Showing posts with label LB Productions. Show all posts
Showing posts with label LB Productions. Show all posts

Monday, February 20, 2023

The Puzzle Master, by David Morrell

"The Puzzle Master," by David Morrell, in Playing Games, edited by Lawrence Block, LB Productions, 2023.


 This is the second story by Morrell to appear here. 

Quentin has just finished his latest mystery novel and is getting antsy waiting for his editor's reaction.  His wife Beth suggests they kill some time putting a jigsaw puzzle together.  

The illustration on [the box] showed what looked like a square in a New England village, with rustic shops, Victorian houses behind them, and a tree-covered hill in the distance.  A farmer's market was in progress.  Smiling families paused at tables that displayed tomatoes, peppers, apples, and jars of what a sign said was strawberry jam.

Sounds charming, doesn't it?

They have such a good time that they start working on another puzzle, created by the same artist.  Is this the same village?  Are they seeing some of the same people?  And is something... wrong with this picture somehow?

There are seven puzzles and if you work them in the order they were created (you need to put them together because you can't see all the details from the box cover), they seem to tell a story.  Or so Quentin, the mystery writer suspects.  

Clever story, cleverly told.

 I don't usually talk about runners-up, but the proceeding story in the book, "Lightning Round," by Warren Moore, made it hard to choose.

 

Sunday, August 15, 2021

The Skull Collector, by Joe R. Lansdale


"The Skull Collector," by Joe R. Lansdale, in Collectibles, edited by Lawrence Block, LB Productions, 2021.

This is Lansdale's third appearance here.  

If a story is told in first person, style is character.  Here is our heroine describing her boss, a fence, dealing with a dissatisfied customer:

"He was a tough old guy, Ruby said.  Big, cold crack walnuts with harsh language, chase a squirrel up a tree with bad breath. She had to use an axe handle to sort the guy out a little.  It wasn't too bad.  He was able to leave on his own, though not without a certain amount of pain and difficulty..."  

That tells you a lot about Ruby, sure, but we also find out a lot about the narrator, especially that "It wasn't too bad." What does she consider a real problem?

Ruby has been hired by a Texas bigwig to steal a skull form a cemetery  -- I'll leave the reason for that a secret -- and she ropes our heroine in.  Things get worse.  Then they get worse.  And... you get the idea.

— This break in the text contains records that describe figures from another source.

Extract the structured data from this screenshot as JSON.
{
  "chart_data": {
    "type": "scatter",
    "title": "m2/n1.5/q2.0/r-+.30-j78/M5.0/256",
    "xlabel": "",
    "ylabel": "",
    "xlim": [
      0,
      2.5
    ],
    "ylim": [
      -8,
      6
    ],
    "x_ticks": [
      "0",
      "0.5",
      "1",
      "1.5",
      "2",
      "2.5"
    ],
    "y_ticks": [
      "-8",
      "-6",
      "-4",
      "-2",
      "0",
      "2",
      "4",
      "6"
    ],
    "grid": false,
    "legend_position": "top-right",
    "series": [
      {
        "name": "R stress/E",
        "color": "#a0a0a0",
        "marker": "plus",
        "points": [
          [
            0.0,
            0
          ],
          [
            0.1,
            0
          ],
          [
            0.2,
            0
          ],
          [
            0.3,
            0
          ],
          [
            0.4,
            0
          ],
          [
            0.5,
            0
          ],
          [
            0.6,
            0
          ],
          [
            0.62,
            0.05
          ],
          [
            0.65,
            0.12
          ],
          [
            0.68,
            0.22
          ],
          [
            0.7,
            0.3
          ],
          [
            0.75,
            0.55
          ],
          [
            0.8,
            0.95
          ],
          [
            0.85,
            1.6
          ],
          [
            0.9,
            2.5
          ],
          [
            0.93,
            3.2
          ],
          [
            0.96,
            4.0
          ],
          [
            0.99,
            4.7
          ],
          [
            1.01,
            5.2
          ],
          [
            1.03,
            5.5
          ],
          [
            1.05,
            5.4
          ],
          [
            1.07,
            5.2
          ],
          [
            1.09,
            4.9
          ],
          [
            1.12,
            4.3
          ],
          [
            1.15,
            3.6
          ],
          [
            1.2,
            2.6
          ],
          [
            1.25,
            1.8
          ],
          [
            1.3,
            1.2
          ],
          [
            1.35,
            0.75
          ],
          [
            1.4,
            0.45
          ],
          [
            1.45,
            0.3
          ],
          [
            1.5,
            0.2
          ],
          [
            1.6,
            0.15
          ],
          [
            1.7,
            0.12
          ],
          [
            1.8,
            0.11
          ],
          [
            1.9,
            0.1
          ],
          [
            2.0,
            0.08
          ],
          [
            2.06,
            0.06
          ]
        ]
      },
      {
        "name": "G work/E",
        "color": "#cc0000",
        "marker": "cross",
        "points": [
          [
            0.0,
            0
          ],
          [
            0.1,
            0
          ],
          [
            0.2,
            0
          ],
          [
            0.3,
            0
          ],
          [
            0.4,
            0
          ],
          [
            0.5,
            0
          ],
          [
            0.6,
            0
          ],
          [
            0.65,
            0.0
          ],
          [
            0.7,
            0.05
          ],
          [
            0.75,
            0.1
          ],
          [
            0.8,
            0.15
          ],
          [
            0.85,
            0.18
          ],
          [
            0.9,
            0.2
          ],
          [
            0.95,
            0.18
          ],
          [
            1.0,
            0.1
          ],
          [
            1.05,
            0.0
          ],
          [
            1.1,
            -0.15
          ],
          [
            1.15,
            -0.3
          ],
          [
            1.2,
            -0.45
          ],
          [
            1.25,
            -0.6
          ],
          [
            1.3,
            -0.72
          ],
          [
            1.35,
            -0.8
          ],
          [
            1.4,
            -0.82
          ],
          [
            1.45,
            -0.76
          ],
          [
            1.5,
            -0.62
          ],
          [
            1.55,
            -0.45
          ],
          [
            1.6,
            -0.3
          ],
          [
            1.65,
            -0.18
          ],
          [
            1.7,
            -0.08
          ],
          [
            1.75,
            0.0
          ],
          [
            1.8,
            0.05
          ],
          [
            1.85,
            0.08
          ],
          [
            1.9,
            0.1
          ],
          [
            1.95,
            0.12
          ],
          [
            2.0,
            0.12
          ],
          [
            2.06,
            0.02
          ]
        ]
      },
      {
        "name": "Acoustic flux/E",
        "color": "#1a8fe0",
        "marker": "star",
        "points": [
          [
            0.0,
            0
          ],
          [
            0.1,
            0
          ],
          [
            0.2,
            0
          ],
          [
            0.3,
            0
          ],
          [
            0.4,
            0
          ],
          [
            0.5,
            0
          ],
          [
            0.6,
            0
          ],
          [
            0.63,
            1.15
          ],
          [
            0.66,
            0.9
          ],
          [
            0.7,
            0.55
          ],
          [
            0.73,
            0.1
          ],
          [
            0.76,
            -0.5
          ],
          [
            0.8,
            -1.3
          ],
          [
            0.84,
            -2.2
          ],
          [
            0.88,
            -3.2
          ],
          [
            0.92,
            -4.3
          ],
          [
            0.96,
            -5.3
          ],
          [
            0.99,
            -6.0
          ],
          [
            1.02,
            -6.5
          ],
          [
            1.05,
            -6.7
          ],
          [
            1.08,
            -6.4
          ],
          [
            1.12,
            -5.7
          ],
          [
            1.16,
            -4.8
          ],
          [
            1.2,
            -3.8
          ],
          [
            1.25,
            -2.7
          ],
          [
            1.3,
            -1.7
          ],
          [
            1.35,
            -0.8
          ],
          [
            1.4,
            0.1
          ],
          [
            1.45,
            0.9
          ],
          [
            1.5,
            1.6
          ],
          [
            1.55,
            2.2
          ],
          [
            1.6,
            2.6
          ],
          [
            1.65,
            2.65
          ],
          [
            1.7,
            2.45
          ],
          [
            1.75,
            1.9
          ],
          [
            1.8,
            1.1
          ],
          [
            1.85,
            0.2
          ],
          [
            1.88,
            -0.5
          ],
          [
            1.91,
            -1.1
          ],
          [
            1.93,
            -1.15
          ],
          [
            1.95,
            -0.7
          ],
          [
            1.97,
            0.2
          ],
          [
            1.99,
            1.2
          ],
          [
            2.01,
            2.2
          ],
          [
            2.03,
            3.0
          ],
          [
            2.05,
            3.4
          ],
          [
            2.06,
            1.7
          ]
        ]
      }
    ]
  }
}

Here is the assistant fence describing the hasty exit made by two thugs: "Bridge Support and his Kemosabe left out of there so fast they didn't even leave body odor."

Sunday, October 25, 2020

Goon #4, by Tod Goldberg


 "Goon #4," by Tod Goldberg, in The Darkling Halls of Ivy, edited by Lawrence Block, LB Productions, 2020.

It makes sense that this story appears in an anthology edited by Lawrence Block because the main character reminds me of Block's meditative hitman, Keller.

Goon #4 (his mama named him Blake) is an ex-military thug, now specializing in high-risk assignments, bodyguarding bad guys or making bad guys wish, in one final moment, that they had hired bodyguards.

Blake has made enough money to retire.  But what to do now?  He decides to go to college and winds up, more or less by accident, in a class on radio performing.  Here he is pondering the building in which the class is taught:

Whole place was maybe 2,500 square feet and could be attacked from about twenty-nine different angles.  A totally unsafe spot to conduct an op... but Blake guessed it was probably fine for learning.

So Blake may be has a little trouble separating his past life from his current one.  And when a professor gives him an assignment, rest assured that he takes all assignments seriously.  Perhaps too seriously...

A fun and quirky story.



Sunday, October 18, 2020

Alt-AC, by Warren Moore


 "Alt-AC," by Warren Moore, in The Darkling Halls of Ivy, edited by Lawrence Block, LB Productions, 2020.

This is the second appearance here by Warren Moore.  It ranges between the amusing and startling.

I may be prejudiced in favor of this tale because I am both an academic and the father of an academic, so I sympathize with both generations represented here.

Roger Patterson possesses a newly minted PhD. in medieval English.  He has been in Kalamazoo for the annual conference on medieval studies and he offers a Senior Scholar a trip to the airport.  Beggs, the Senior Scholar, turns out to be a historian, with a comfy job of the kind Patterson will probably never get.

Patterson is on the market (a phrase that  "made him feel like a haunted house.  Or a slightly bruised avocado") at a time when there are over a hundred people applying for every position.  He is likely to wind up teaching at  "the Swamp County School of Mortuary Science and Transmission Repair."   Or worse he may need to find an alternative to academia, the dreaded "Alt-AC."

The writing is hilarious but I found myself thinking: this is a book of crime stories.  So somebody has to get naughty, right?  Don't worry.  Somebody does.